Not a selfie; a big picture.
Assessing literacy across multilingual contexts in Southeast Asia
Louise Courtney & Nathanael Reinertsen, Australian Council for Educational Research (ACER)
After field trials in 2014-18, the Southeast Asian Primary Learning Metric (SEA-PLM) assessment program completed its main survey administration in eight languages across six countries in Southeast Asia in 2019. SEA-PLM is the first regional assessment of its kind, designed to reflect Southeast Asian students’ contexts.
Ability in reading, writing, mathematics and global citizenship was measured in Year 5 students in each participating country. This presentation describes the scale of the assessment and how it can be used to inform teaching and learning across the region.

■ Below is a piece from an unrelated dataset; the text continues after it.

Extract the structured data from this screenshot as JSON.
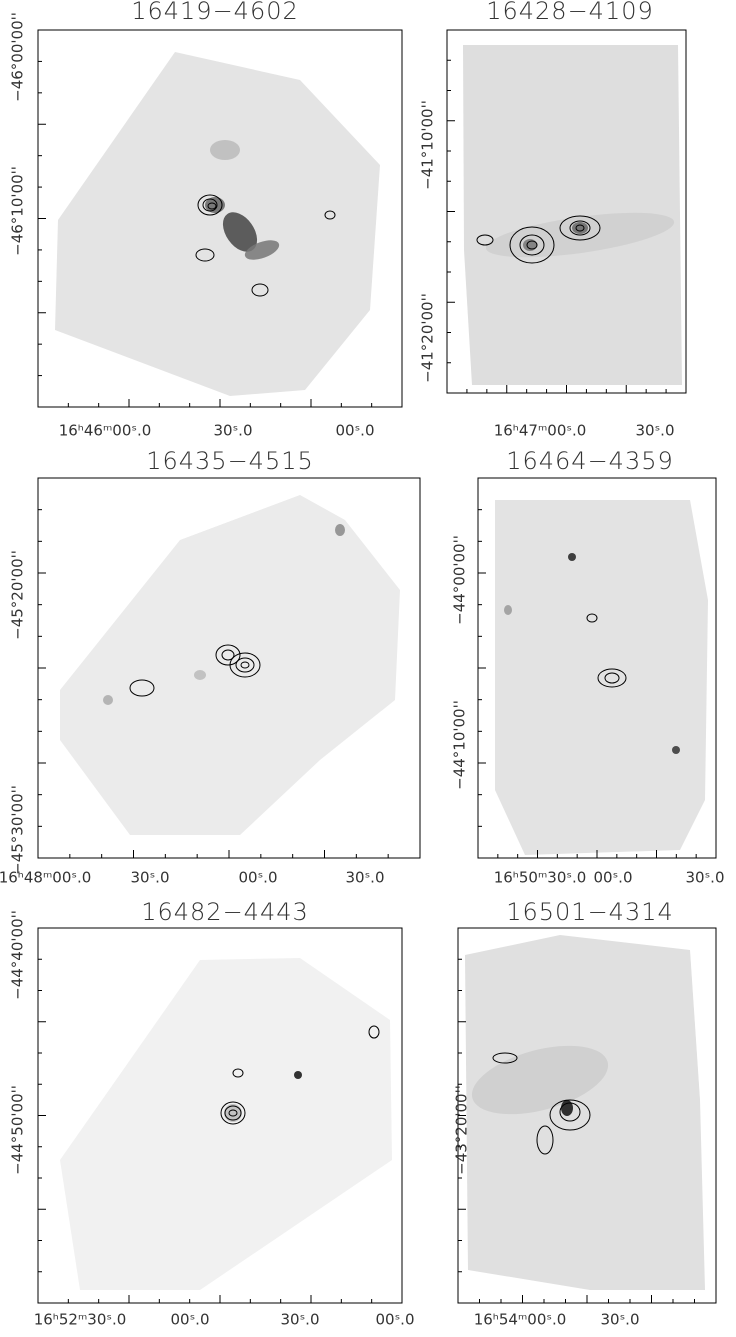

It describes the process that led to development of this unique assessment that has the potential to unite countries in their quest for improved literacy in the region.

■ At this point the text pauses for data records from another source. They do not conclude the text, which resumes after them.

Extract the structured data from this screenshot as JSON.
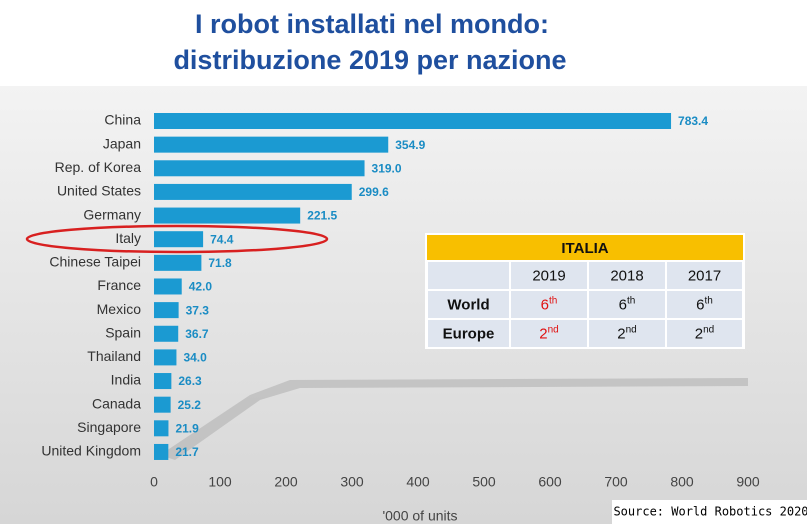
{
  "chart_data": {
    "type": "bar",
    "orientation": "horizontal",
    "title": [
      "I robot installati nel mondo:",
      "distribuzione 2019 per nazione"
    ],
    "categories": [
      "China",
      "Japan",
      "Rep. of Korea",
      "United States",
      "Germany",
      "Italy",
      "Chinese Taipei",
      "France",
      "Mexico",
      "Spain",
      "Thailand",
      "India",
      "Canada",
      "Singapore",
      "United Kingdom"
    ],
    "values": [
      783.4,
      354.9,
      319,
      299.6,
      221.5,
      74.4,
      71.8,
      42,
      37.3,
      36.7,
      34,
      26.3,
      25.2,
      21.9,
      21.7
    ],
    "value_labels": [
      "783.4",
      "354.9",
      "319.0",
      "299.6",
      "221.5",
      "74.4",
      "71.8",
      "42.0",
      "37.3",
      "36.7",
      "34.0",
      "26.3",
      "25.2",
      "21.9",
      "21.7"
    ],
    "color": "#1b9ad2",
    "xlim": [
      0,
      900
    ],
    "xticks": [
      0,
      100,
      200,
      300,
      400,
      500,
      600,
      700,
      800,
      900
    ],
    "x_label": "'000 of units",
    "source": "Source: World Robotics 2020"
  },
  "table": {
    "title": "ITALIA",
    "columns": [
      "2019",
      "2018",
      "2017"
    ],
    "rows": [
      {
        "label": "World",
        "cells": [
          [
            "6",
            "th"
          ],
          [
            "6",
            "th"
          ],
          [
            "6",
            "th"
          ]
        ]
      },
      {
        "label": "Europe",
        "cells": [
          [
            "2",
            "nd"
          ],
          [
            "2",
            "nd"
          ],
          [
            "2",
            "nd"
          ]
        ]
      }
    ]
  }
}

Reading tasks ranging from very simple through to more complex were presented. They have an authentic “literacy focus” to reflect student needs, tailored to suit local contexts.
The Writing instrument, in particular, is entirely novel as there has never been a cross-language Writing instrument administered across the Southeast Asian region. Indeed, there have been very few other international assessments that have attempted to directly compare Writing Literacy across multiple languages.

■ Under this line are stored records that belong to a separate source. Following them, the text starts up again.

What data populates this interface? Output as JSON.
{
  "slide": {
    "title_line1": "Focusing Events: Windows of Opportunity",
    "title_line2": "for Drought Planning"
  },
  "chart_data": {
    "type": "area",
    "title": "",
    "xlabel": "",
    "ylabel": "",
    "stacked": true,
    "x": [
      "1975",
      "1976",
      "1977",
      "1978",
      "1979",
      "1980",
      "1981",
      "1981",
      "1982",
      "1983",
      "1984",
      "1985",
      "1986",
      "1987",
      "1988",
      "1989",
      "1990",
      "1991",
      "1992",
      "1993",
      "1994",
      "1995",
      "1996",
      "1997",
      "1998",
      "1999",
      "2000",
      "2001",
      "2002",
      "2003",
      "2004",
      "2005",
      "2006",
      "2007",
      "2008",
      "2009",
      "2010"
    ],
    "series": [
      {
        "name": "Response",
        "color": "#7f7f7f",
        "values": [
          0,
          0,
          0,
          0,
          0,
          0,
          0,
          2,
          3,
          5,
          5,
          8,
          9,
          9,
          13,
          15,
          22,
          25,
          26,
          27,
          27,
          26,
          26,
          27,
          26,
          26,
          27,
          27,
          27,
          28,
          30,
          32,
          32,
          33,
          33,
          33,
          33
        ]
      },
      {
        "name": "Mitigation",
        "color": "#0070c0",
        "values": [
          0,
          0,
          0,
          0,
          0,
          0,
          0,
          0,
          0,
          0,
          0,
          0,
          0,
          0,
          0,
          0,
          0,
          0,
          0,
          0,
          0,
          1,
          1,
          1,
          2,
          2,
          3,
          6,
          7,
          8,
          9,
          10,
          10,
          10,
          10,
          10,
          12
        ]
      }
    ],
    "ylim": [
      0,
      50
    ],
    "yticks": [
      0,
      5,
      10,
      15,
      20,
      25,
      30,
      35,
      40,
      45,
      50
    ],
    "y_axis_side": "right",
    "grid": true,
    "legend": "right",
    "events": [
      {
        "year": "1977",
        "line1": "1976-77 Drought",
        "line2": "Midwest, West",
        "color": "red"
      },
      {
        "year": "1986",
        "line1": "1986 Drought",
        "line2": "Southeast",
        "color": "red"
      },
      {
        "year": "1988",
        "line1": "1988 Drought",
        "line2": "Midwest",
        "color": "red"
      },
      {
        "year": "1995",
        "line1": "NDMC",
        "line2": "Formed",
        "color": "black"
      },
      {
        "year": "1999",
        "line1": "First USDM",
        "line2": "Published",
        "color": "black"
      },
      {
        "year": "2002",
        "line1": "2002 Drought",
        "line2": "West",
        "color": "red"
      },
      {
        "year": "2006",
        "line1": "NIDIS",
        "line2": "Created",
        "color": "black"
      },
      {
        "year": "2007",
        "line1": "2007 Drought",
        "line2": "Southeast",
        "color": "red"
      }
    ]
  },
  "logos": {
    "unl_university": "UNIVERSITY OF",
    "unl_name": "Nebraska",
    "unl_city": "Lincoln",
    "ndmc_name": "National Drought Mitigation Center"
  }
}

This paper hypothesises that some features of Writing are comparable across languages, while others are language specific. If supported by the data from the 2019 main study, this hypothesis provides the foundation for an argument that cross-language comparisons of Writing Literacy are possible by using generic criteria for scaling.
This would mean that the SEA-PLM Writing Instrument can solve a key challenge to assessment of Writing Literacy in a multilingual context: how to place students’ writing in different languages on the same scale.